L’artiste slovène Jan Rozman à propos de sa création Thinging
Thinging prend appui sur le courant de pensée de l’Ontologie Orientée Objet, ou OOO. Comment l’avez-vous croisé et de quoi s’agit-il ?
JAN ROZMAN : Je menais une recherche sur la matérialité du corps humain et quelqu’un m’a recommandé Timothy Morton, l’un des principaux penseurs de l’objet dans nos vies. L’OOO réfléchit même aux relations entre objets, indépendamment de nos interventions. Il s’agit de déconstruire une vision anthropocentrée du monde. Le but est de sortir d’une attitude consumériste et matérialiste où l’homme définit son statut social à travers les objets.
Cette découverte a donc été décisive pour la création de votre solo ? J. R. : Depuis mes premières créations, j’ai toujours été intéressé par les objets sur scène en tant qu’extensions de mon corps car nous vivons dans un monde qui n’est plus imaginable sans objets de toutes sortes. Mais l’humanité est arrivée à un point où il lui faut réimaginer cette relation. J’ai donc commen cé à penser ces rapports à travers l’OOO et cela a changé mon regard sur les objets jusque dans ma vie personnelle. L’OOO traite d’objets en général, du plus simple au plus complexe ou technologique, et aux matérialités les plus diverses.
Comment les abordez-vous dans Thinging ?
J. R. : Pour cette pièce, je me suis moins intéressé à la technologie qu’à des objets simples, la plupart en plastique, que nous considérons souvent comme des déchets. Je veux ici leur ou¬vrir un espace poétique qui n’existe pas au quotidien, notamment parce que nous n’avons pas le temps de changer notre perception utilitaire de l’objet.

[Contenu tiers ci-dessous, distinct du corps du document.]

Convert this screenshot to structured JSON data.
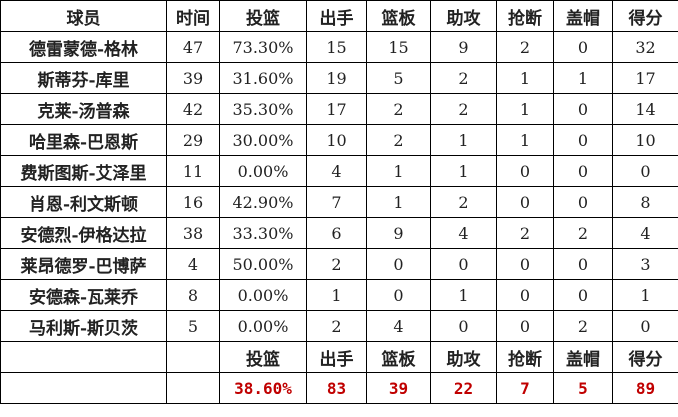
{
  "headers": [
    "球员",
    "时间",
    "投篮",
    "出手",
    "篮板",
    "助攻",
    "抢断",
    "盖帽",
    "得分"
  ],
  "rows": [
    [
      "德雷蒙德-格林",
      "47",
      "73.30%",
      "15",
      "15",
      "9",
      "2",
      "0",
      "32"
    ],
    [
      "斯蒂芬-库里",
      "39",
      "31.60%",
      "19",
      "5",
      "2",
      "1",
      "1",
      "17"
    ],
    [
      "克莱-汤普森",
      "42",
      "35.30%",
      "17",
      "2",
      "2",
      "1",
      "0",
      "14"
    ],
    [
      "哈里森-巴恩斯",
      "29",
      "30.00%",
      "10",
      "2",
      "1",
      "1",
      "0",
      "10"
    ],
    [
      "费斯图斯-艾泽里",
      "11",
      "0.00%",
      "4",
      "1",
      "1",
      "0",
      "0",
      "0"
    ],
    [
      "肖恩-利文斯顿",
      "16",
      "42.90%",
      "7",
      "1",
      "2",
      "0",
      "0",
      "8"
    ],
    [
      "安德烈-伊格达拉",
      "38",
      "33.30%",
      "6",
      "9",
      "4",
      "2",
      "2",
      "4"
    ],
    [
      "莱昂德罗-巴博萨",
      "4",
      "50.00%",
      "2",
      "0",
      "0",
      "0",
      "0",
      "3"
    ],
    [
      "安德森-瓦莱乔",
      "8",
      "0.00%",
      "1",
      "0",
      "1",
      "0",
      "0",
      "1"
    ],
    [
      "马利斯-斯贝茨",
      "5",
      "0.00%",
      "2",
      "4",
      "0",
      "0",
      "2",
      "0"
    ]
  ],
  "totals_headers": [
    "投篮",
    "出手",
    "篮板",
    "助攻",
    "抢断",
    "盖帽",
    "得分"
  ],
  "totals": [
    "38.60%",
    "83",
    "39",
    "22",
    "7",
    "5",
    "89"
  ],
  "colors": {
    "totals_text": "#c00000",
    "border": "#000000"
  }
}
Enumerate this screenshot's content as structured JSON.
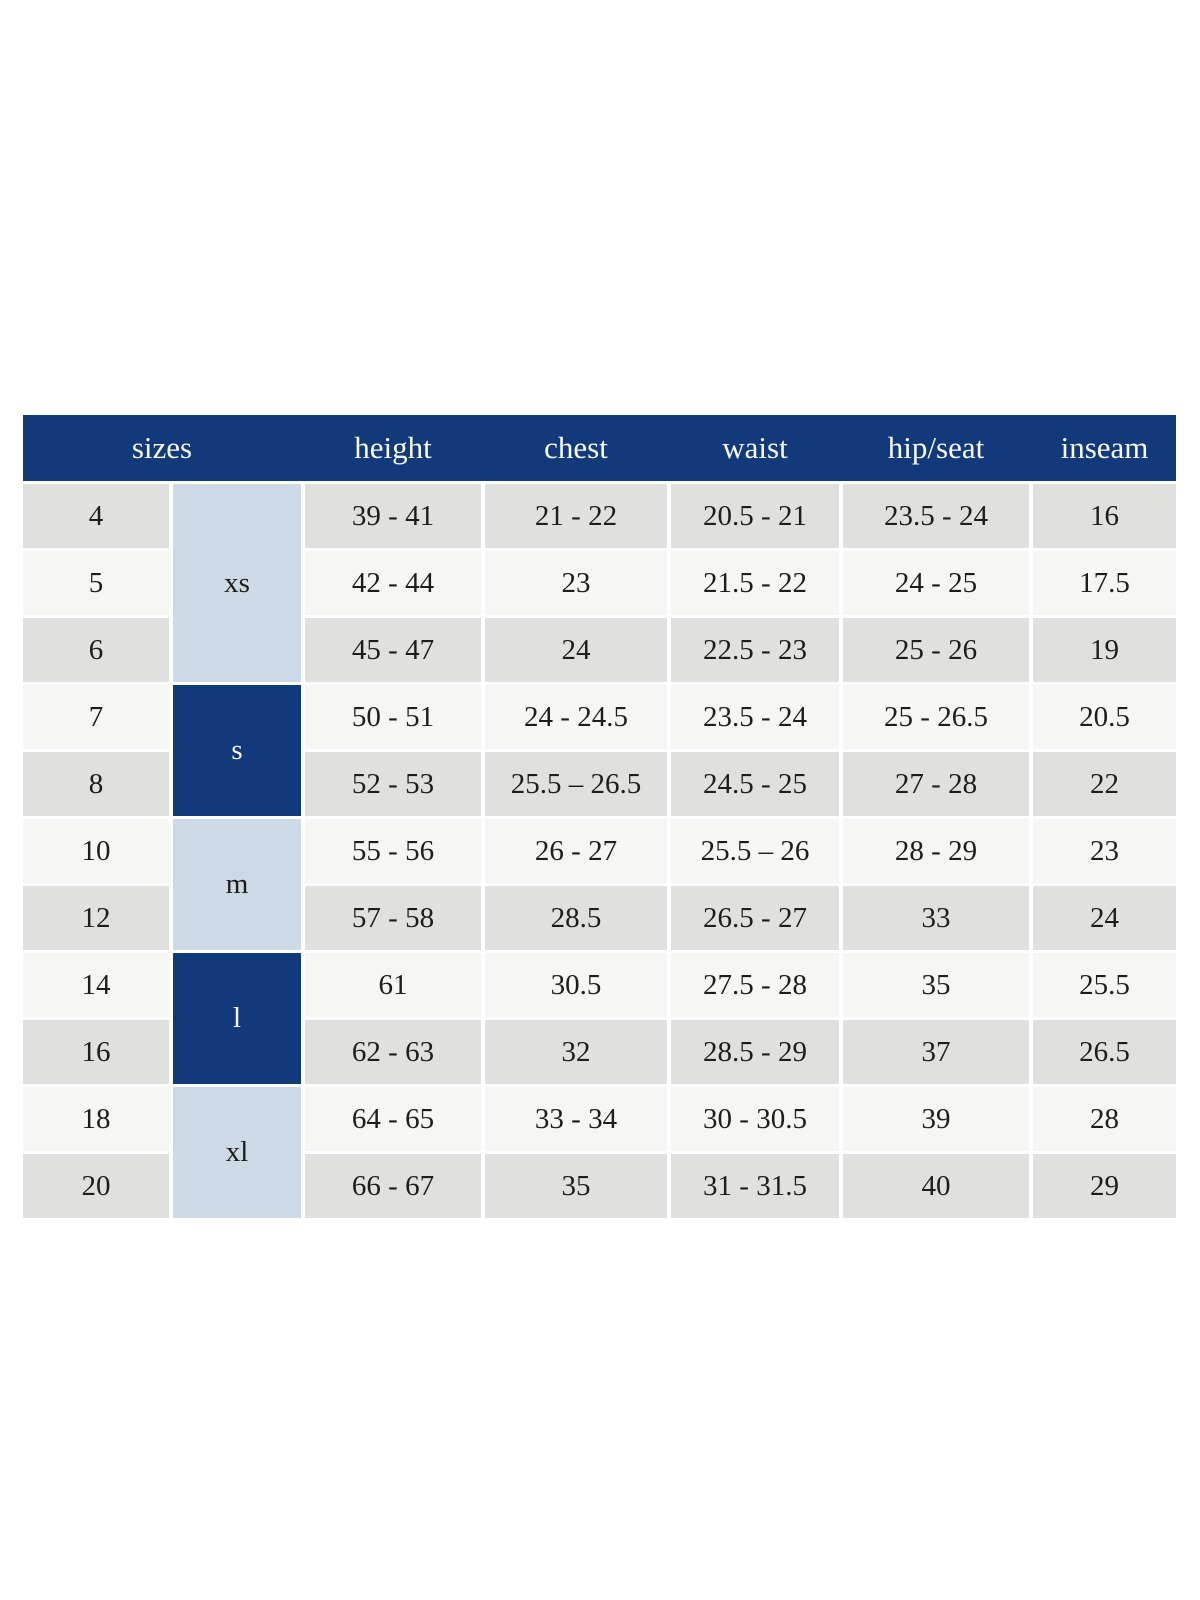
{
  "colors": {
    "header_bg": "#123a7b",
    "header_text": "#fafafa",
    "group_dark_bg": "#123a7b",
    "group_dark_text": "#ffffff",
    "group_light_bg": "#cdd9e5",
    "row_gray": "#e0e0df",
    "row_light": "#f6f6f5",
    "cell_text": "#1d1d1b",
    "page_bg": "#ffffff"
  },
  "table": {
    "columns": [
      "sizes",
      "height",
      "chest",
      "waist",
      "hip/seat",
      "inseam"
    ],
    "groups": [
      {
        "label": "xs",
        "tone": "light",
        "row_span": 3
      },
      {
        "label": "s",
        "tone": "dark",
        "row_span": 2
      },
      {
        "label": "m",
        "tone": "light",
        "row_span": 2
      },
      {
        "label": "l",
        "tone": "dark",
        "row_span": 2
      },
      {
        "label": "xl",
        "tone": "light",
        "row_span": 2
      }
    ],
    "rows": [
      {
        "size": "4",
        "group": "xs",
        "height": "39 - 41",
        "chest": "21 - 22",
        "waist": "20.5 - 21",
        "hip_seat": "23.5 - 24",
        "inseam": "16"
      },
      {
        "size": "5",
        "group": "xs",
        "height": "42 - 44",
        "chest": "23",
        "waist": "21.5 - 22",
        "hip_seat": "24 - 25",
        "inseam": "17.5"
      },
      {
        "size": "6",
        "group": "xs",
        "height": "45 - 47",
        "chest": "24",
        "waist": "22.5 - 23",
        "hip_seat": "25 - 26",
        "inseam": "19"
      },
      {
        "size": "7",
        "group": "s",
        "height": "50 - 51",
        "chest": "24 - 24.5",
        "waist": "23.5 - 24",
        "hip_seat": "25 - 26.5",
        "inseam": "20.5"
      },
      {
        "size": "8",
        "group": "s",
        "height": "52 - 53",
        "chest": "25.5 – 26.5",
        "waist": "24.5 - 25",
        "hip_seat": "27 - 28",
        "inseam": "22"
      },
      {
        "size": "10",
        "group": "m",
        "height": "55 - 56",
        "chest": "26 - 27",
        "waist": "25.5 – 26",
        "hip_seat": "28 - 29",
        "inseam": "23"
      },
      {
        "size": "12",
        "group": "m",
        "height": "57 - 58",
        "chest": "28.5",
        "waist": "26.5 - 27",
        "hip_seat": "33",
        "inseam": "24"
      },
      {
        "size": "14",
        "group": "l",
        "height": "61",
        "chest": "30.5",
        "waist": "27.5 - 28",
        "hip_seat": "35",
        "inseam": "25.5"
      },
      {
        "size": "16",
        "group": "l",
        "height": "62 - 63",
        "chest": "32",
        "waist": "28.5 - 29",
        "hip_seat": "37",
        "inseam": "26.5"
      },
      {
        "size": "18",
        "group": "xl",
        "height": "64 - 65",
        "chest": "33 - 34",
        "waist": "30 - 30.5",
        "hip_seat": "39",
        "inseam": "28"
      },
      {
        "size": "20",
        "group": "xl",
        "height": "66 - 67",
        "chest": "35",
        "waist": "31 - 31.5",
        "hip_seat": "40",
        "inseam": "29"
      }
    ]
  }
}
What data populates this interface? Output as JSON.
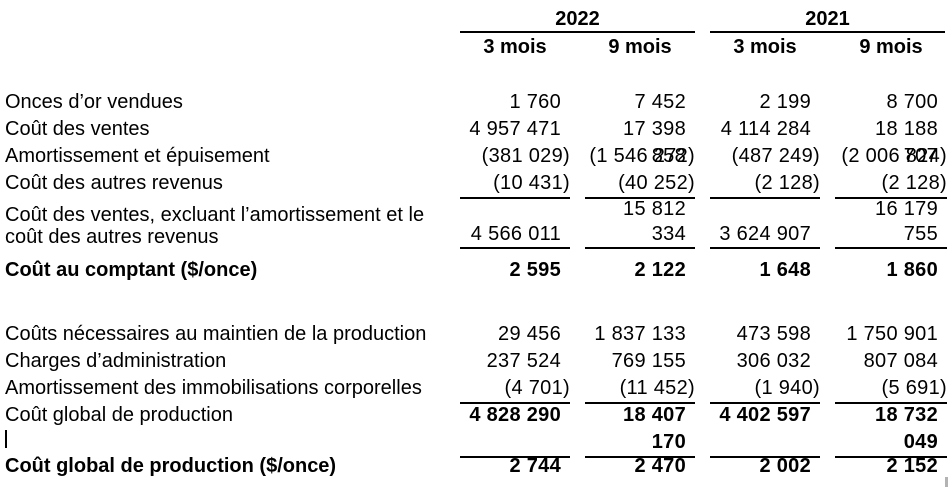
{
  "colors": {
    "text": "#000000",
    "background": "#ffffff",
    "rule": "#000000",
    "scrollbar_mark": "#b3b3b3"
  },
  "table": {
    "col_groups": [
      {
        "label": "2022"
      },
      {
        "label": "2021"
      }
    ],
    "sub_headers": [
      "3 mois",
      "9 mois",
      "3 mois",
      "9 mois"
    ],
    "rows": [
      {
        "label": "Onces d’or vendues",
        "values": [
          "1 760",
          "7 452",
          "2 199",
          "8 700"
        ]
      },
      {
        "label": "Coût des ventes",
        "values": [
          "4 957 471",
          "17 398 858",
          "4 114 284",
          "18 188 707"
        ]
      },
      {
        "label": "Amortissement et épuisement",
        "values": [
          "(381 029)",
          "(1 546 272)",
          "(487 249)",
          "(2 006 824)"
        ]
      },
      {
        "label": "Coût des autres revenus",
        "values": [
          "(10 431)",
          "(40 252)",
          "(2 128)",
          "(2 128)"
        ],
        "underline": true
      },
      {
        "label": "Coût des ventes, excluant l’amortissement et le coût des autres revenus",
        "values": [
          "4 566 011",
          "15 812 334",
          "3 624 907",
          "16 179 755"
        ],
        "underline": true,
        "tall": true
      },
      {
        "spacer": 12
      },
      {
        "label": "Coût au comptant ($/once)",
        "values": [
          "2 595",
          "2 122",
          "1 648",
          "1 860"
        ],
        "bold_label": true,
        "bold_values": true
      },
      {
        "spacer": 37
      },
      {
        "label": "Coûts nécessaires au maintien de la production",
        "values": [
          "29 456",
          "1 837 133",
          "473 598",
          "1 750 901"
        ]
      },
      {
        "label": "Charges d’administration",
        "values": [
          "237 524",
          "769 155",
          "306 032",
          "807 084"
        ]
      },
      {
        "label": "Amortissement des immobilisations corporelles",
        "values": [
          "(4 701)",
          "(11 452)",
          "(1 940)",
          "(5 691)"
        ],
        "underline": true
      },
      {
        "label": "Coût global de production",
        "values": [
          "4 828 290",
          "18 407 170",
          "4 402 597",
          "18 732 049"
        ],
        "bold_values": true,
        "underline": true
      },
      {
        "cursor": true
      },
      {
        "label": "Coût global de production ($/once)",
        "values": [
          "2 744",
          "2 470",
          "2 002",
          "2 152"
        ],
        "bold_label": true,
        "bold_values": true
      }
    ]
  }
}
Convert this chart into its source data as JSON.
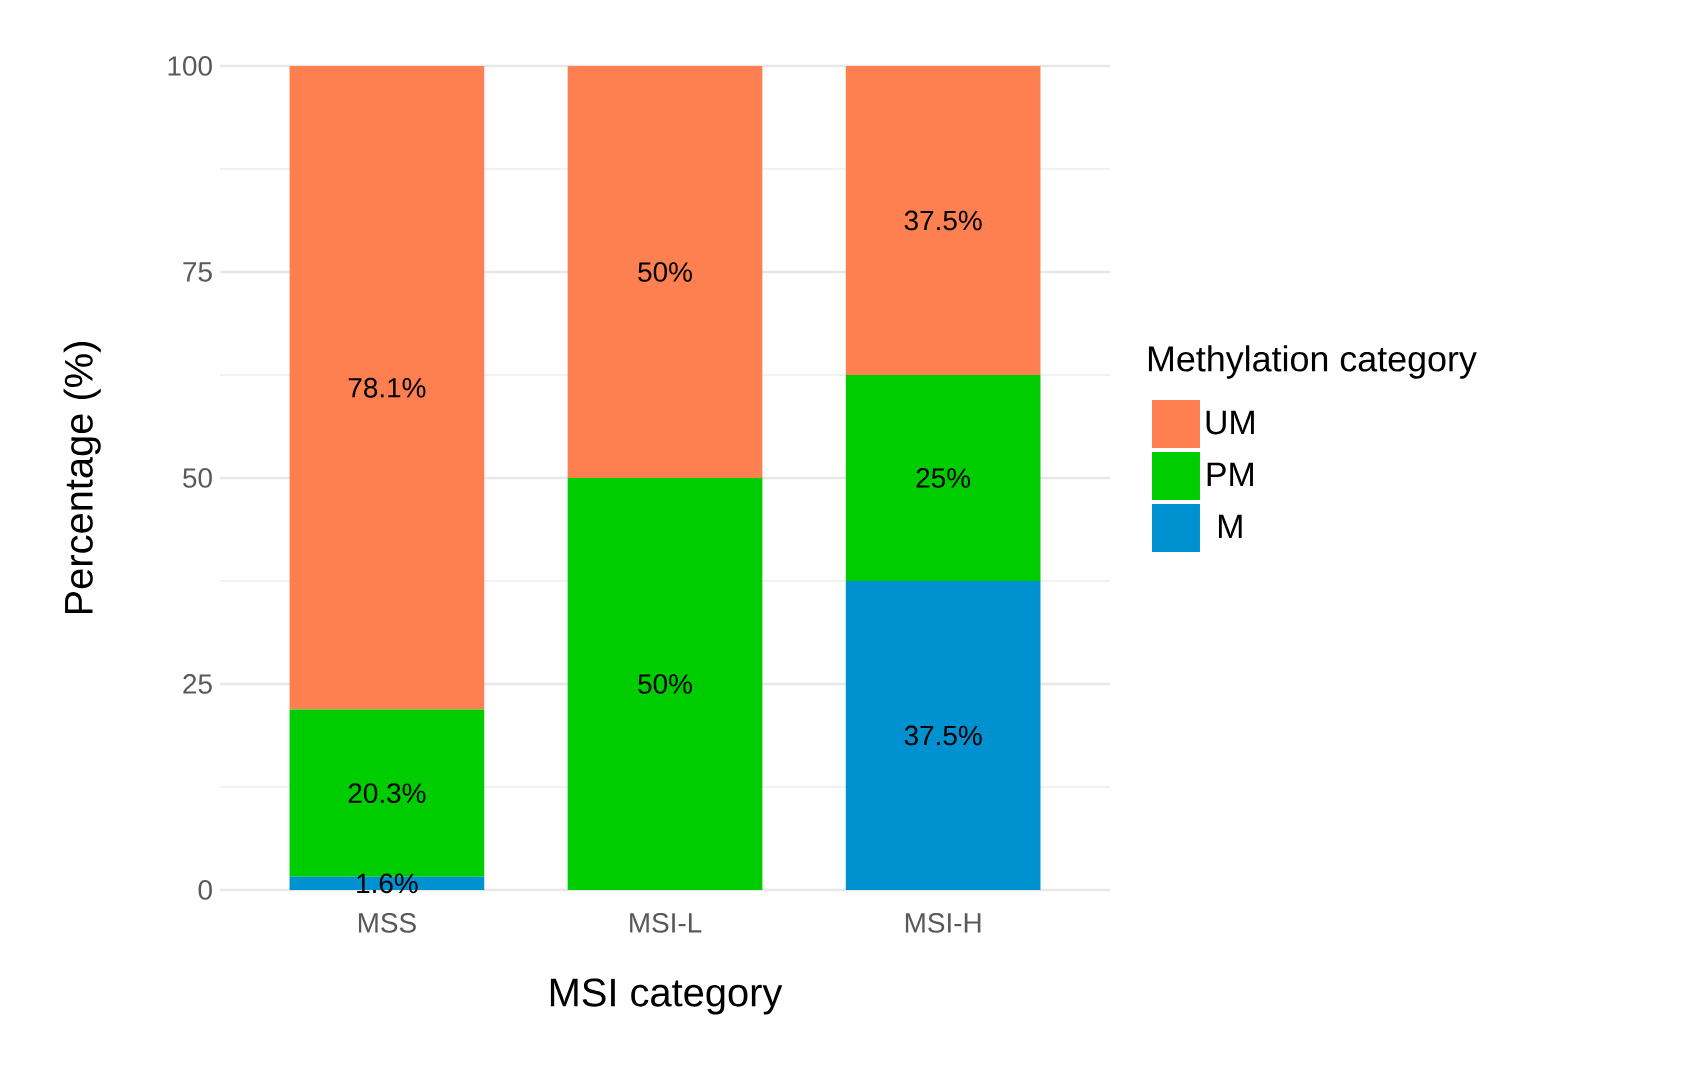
{
  "chart_data": {
    "type": "bar",
    "stacked": true,
    "xlabel": "MSI category",
    "ylabel": "Percentage (%)",
    "legend_title": "Methylation category",
    "categories": [
      "MSS",
      "MSI-L",
      "MSI-H"
    ],
    "series": [
      {
        "name": "M",
        "color": "#0091d0",
        "values": [
          1.6,
          0,
          37.5
        ],
        "value_labels": [
          "1.6%",
          null,
          "37.5%"
        ]
      },
      {
        "name": "PM",
        "color": "#00cd00",
        "values": [
          20.3,
          50,
          25
        ],
        "value_labels": [
          "20.3%",
          "50%",
          "25%"
        ]
      },
      {
        "name": "UM",
        "color": "#fe7f4f",
        "values": [
          78.1,
          50,
          37.5
        ],
        "value_labels": [
          "78.1%",
          "50%",
          "37.5%"
        ]
      }
    ],
    "ylim": [
      0,
      100
    ],
    "yticks": [
      0,
      25,
      50,
      75,
      100
    ],
    "grid": true,
    "legend": "right"
  }
}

Le corps humain devient-il donc un objet à son tour ?
J. R. : La frontière entre le corps et l’objet est ici perméable. Je traite parfois le corps comme un objet et des objets comme s’ils étaient des corps vivants. Quand mon corps devient un objet, je peux me permettre de le manier de façons qui ne sont pas imaginables dans ma vie personnelle.
Comment s’est fait le choix des objets ? Auraient-ils parfois choisi eux-mêmes leurs partenaires de scène ?
J. R. : C’était un processus d’expérimentation et chaque objet a son histoire. Certains étaient déjà dans le studio, et j’en ai parfois apporté d’autres, de manière intuitive pour essayer de travailler avec eux. J’ai choisi beaucoup d’objets qui jouent sur la réflexion lumineuse ou la transparence et je les mets en jeu dans un spectre qui va de l’infrarouge à la lumière ultra¬violette. De la même façon, je décline l’eau, de la glace jusqu’à la vapeur. Et j’ai apporté une couverture de survie, comme clin d’oeil aux nombreux spectacles dans lesquels on s’en sert aujourd’hui sur scène.
Thinging n’est pas forcément une pièce dansée au sens propre. Quel est votre rapport à la danse ?
J. R. : J’ai commencé à danser pour mon plaisir quand j’avais quatre ans. J’ai grandi avec la danse et ensuite j’ai étudié la création artistique à Ljubljana, Amsterdam et Berlin. Pour mes spectacles, je n’utilise pas de textes mais je les pense à travers le corps et je travaille avec sa matérialité. C’est vraiment ce qui me définit comme artiste.